# Humidity



## buddhistsoldier88 (Jun 2, 2007)

Hey! I'm new to this, the whole mantid thing, i was wondering if there was anyway to check your humidity? Do I need tools, or is there some way to tell? Thanks in advance!


----------



## Kriss (Jun 2, 2007)

You can buy a Hygrometer that will attached to the inside of you viv. This will register the humidity of your tank.They are cheap and easy to find on the net or reptile pt shops.

I would say as a general rule, if you are using a substrate such as vermiculite or Spagnum moss to acheive a humidity of 60-70 then a misting every 2-3 days will acheive this.

Live plants in your viv will also help staberlise humidity.


----------



## Asa (Jun 2, 2007)

I don't think you really need to know the humidity.


----------



## ramantis (Jun 2, 2007)

Humidity is extremely important in caring for mantids!
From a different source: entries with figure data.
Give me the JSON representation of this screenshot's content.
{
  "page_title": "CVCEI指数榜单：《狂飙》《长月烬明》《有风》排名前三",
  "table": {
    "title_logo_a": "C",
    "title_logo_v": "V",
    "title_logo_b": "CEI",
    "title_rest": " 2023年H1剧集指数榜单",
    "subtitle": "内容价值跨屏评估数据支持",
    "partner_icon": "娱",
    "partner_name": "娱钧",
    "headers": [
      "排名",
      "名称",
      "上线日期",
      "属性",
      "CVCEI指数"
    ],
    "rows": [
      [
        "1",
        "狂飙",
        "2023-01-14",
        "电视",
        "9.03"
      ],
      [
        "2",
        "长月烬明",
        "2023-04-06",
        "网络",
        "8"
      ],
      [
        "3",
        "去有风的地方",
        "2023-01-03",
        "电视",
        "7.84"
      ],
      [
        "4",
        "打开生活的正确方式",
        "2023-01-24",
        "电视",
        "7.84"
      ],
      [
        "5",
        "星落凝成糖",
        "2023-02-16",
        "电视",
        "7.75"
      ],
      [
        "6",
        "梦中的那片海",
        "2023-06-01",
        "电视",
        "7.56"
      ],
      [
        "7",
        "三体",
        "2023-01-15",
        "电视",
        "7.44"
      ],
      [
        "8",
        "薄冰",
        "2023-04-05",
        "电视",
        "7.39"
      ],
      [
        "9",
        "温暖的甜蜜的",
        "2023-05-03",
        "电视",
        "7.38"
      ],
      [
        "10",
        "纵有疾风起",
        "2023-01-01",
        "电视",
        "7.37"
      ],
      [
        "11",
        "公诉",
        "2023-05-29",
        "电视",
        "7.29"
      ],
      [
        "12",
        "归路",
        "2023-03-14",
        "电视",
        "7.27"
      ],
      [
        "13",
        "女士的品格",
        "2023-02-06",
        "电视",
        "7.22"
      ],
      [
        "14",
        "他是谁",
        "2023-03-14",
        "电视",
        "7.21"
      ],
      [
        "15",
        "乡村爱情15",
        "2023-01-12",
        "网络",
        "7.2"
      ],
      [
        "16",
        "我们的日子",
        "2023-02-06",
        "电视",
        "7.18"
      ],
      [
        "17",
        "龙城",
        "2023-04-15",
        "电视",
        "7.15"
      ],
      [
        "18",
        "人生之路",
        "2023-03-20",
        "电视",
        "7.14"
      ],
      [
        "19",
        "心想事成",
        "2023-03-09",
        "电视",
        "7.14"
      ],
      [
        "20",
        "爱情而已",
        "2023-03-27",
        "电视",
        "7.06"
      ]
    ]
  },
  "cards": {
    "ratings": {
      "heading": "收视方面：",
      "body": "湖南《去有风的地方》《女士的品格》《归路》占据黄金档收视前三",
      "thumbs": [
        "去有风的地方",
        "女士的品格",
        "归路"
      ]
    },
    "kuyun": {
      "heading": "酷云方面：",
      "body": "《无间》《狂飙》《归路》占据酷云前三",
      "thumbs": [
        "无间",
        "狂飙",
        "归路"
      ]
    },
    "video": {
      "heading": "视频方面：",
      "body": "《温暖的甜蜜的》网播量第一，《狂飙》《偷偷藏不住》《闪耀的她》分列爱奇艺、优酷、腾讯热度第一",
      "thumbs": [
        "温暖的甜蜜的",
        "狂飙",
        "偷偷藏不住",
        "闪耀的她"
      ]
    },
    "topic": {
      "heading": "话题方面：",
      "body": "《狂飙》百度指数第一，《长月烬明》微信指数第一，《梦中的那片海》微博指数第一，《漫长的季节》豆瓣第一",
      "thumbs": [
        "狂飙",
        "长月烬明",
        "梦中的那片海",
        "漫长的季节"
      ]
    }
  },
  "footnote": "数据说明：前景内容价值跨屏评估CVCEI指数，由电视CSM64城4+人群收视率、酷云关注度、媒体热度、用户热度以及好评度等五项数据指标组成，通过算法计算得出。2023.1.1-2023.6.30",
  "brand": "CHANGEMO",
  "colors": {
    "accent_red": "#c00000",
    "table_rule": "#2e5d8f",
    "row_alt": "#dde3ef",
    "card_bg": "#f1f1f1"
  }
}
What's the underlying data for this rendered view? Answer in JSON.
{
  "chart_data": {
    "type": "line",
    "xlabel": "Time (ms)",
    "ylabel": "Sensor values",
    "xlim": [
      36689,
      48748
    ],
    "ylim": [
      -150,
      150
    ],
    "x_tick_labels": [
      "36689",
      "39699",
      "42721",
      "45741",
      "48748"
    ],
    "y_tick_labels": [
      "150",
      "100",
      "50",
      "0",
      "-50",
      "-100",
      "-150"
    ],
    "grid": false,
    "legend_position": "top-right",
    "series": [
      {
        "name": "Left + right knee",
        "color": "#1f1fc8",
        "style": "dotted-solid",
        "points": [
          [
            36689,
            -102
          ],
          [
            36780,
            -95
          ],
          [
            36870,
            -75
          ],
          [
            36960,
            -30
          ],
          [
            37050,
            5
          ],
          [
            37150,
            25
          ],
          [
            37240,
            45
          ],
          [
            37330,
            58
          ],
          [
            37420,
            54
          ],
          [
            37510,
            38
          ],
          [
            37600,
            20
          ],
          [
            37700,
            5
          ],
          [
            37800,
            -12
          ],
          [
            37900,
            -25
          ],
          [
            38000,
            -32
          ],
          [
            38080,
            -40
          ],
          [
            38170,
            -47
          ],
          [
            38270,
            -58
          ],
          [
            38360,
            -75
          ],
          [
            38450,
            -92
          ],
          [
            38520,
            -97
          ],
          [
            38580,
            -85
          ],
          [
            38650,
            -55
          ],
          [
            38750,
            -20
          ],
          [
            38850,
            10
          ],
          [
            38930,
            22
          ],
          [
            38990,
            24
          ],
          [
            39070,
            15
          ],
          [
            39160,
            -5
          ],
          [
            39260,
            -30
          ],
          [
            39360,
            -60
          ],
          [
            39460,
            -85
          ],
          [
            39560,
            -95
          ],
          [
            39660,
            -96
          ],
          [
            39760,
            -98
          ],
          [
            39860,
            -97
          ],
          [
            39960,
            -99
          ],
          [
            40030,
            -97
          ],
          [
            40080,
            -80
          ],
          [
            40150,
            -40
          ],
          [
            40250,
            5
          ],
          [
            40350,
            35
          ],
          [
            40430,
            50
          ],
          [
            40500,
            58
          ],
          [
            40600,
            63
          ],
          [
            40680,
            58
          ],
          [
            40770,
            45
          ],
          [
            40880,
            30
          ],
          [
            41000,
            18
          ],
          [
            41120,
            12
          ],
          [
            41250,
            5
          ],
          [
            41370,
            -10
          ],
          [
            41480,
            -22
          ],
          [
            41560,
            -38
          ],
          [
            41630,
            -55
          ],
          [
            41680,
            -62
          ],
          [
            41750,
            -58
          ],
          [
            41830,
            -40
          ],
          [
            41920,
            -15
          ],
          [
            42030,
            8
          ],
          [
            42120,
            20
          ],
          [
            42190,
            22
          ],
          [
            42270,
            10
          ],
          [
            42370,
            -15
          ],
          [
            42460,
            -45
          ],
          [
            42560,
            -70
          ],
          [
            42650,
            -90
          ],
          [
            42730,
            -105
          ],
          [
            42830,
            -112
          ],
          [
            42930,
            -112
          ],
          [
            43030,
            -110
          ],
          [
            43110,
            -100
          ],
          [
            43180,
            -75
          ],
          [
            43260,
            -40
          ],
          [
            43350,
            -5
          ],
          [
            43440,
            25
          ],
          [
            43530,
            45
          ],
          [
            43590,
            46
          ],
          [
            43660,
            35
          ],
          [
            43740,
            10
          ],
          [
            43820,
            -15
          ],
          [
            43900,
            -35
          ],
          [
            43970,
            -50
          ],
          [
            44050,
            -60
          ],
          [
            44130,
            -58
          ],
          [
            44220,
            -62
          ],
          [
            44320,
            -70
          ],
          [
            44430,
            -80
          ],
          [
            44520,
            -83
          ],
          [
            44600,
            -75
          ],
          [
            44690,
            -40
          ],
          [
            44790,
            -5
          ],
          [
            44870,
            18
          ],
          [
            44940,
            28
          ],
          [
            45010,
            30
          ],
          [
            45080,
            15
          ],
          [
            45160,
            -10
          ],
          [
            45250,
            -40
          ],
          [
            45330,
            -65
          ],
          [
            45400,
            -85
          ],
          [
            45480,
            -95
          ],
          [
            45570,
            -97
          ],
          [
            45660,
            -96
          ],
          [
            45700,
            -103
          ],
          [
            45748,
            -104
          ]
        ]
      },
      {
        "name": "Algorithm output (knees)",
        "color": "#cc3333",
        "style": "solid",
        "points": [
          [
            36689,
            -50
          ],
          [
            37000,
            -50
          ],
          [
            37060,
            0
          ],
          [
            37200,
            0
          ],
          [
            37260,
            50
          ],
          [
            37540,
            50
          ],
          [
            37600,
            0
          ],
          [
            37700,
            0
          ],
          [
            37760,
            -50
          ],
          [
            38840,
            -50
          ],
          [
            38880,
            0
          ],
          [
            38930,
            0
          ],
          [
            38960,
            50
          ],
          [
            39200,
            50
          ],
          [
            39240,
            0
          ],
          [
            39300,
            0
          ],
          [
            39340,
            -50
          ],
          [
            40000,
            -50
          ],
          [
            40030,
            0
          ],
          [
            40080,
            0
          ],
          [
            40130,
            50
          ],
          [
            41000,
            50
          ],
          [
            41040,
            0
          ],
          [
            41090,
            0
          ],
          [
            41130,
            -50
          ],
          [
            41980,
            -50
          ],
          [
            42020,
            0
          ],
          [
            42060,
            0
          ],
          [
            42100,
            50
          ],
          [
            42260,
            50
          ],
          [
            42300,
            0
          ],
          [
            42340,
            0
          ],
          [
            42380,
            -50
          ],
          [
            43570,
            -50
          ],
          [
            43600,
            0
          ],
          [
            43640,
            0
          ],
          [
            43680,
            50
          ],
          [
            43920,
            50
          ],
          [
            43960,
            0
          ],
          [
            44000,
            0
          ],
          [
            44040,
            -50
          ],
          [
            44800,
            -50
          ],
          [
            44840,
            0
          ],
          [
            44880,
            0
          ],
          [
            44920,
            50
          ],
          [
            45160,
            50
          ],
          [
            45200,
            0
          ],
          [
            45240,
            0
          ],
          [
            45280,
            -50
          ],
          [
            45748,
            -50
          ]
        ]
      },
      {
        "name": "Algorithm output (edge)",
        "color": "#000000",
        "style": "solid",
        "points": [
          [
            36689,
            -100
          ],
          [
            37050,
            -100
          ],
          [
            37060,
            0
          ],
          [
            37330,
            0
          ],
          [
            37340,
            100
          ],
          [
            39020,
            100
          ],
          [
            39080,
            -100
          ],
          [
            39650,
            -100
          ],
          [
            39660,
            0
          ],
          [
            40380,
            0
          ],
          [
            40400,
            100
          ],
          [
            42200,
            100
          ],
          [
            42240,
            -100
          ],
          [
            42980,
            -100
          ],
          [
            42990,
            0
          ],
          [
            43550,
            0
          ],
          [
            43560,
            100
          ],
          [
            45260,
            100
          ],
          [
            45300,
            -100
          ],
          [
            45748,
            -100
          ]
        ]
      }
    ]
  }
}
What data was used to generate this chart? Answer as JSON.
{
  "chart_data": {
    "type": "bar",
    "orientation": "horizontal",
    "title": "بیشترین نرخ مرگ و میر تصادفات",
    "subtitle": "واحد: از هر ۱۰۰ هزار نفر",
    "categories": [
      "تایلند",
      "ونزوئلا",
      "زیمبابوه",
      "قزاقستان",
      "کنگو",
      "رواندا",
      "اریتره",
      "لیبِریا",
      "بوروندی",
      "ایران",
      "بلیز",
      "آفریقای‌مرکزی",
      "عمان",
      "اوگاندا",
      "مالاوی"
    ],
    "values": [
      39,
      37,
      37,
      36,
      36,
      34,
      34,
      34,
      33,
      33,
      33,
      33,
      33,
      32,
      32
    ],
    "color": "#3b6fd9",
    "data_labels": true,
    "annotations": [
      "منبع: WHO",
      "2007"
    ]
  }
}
Incorrect humidity

levels can lead to molting disasters. You can buy small circular humidity

guages at Petsmart (as well as Temp.) for about 6 bucks.


----------



## OGIGA (Jun 3, 2007)

I don't have one and all my mantises seem happy... except for when I handle them or don't feed them.


----------



## Asa (Jun 3, 2007)

What I meant was, you just have to spray a couple times a week and they'll be fine. Of course if you want to be safe, go ahead and buy a couple.


----------



## Rick (Jun 3, 2007)

> What I meant was, you just have to spray a couple times a week and they'll be fine. Of course if you want to be safe, go ahead and buy a couple.


That's correct. If my spahgnum moss starts drying out I mist them.


----------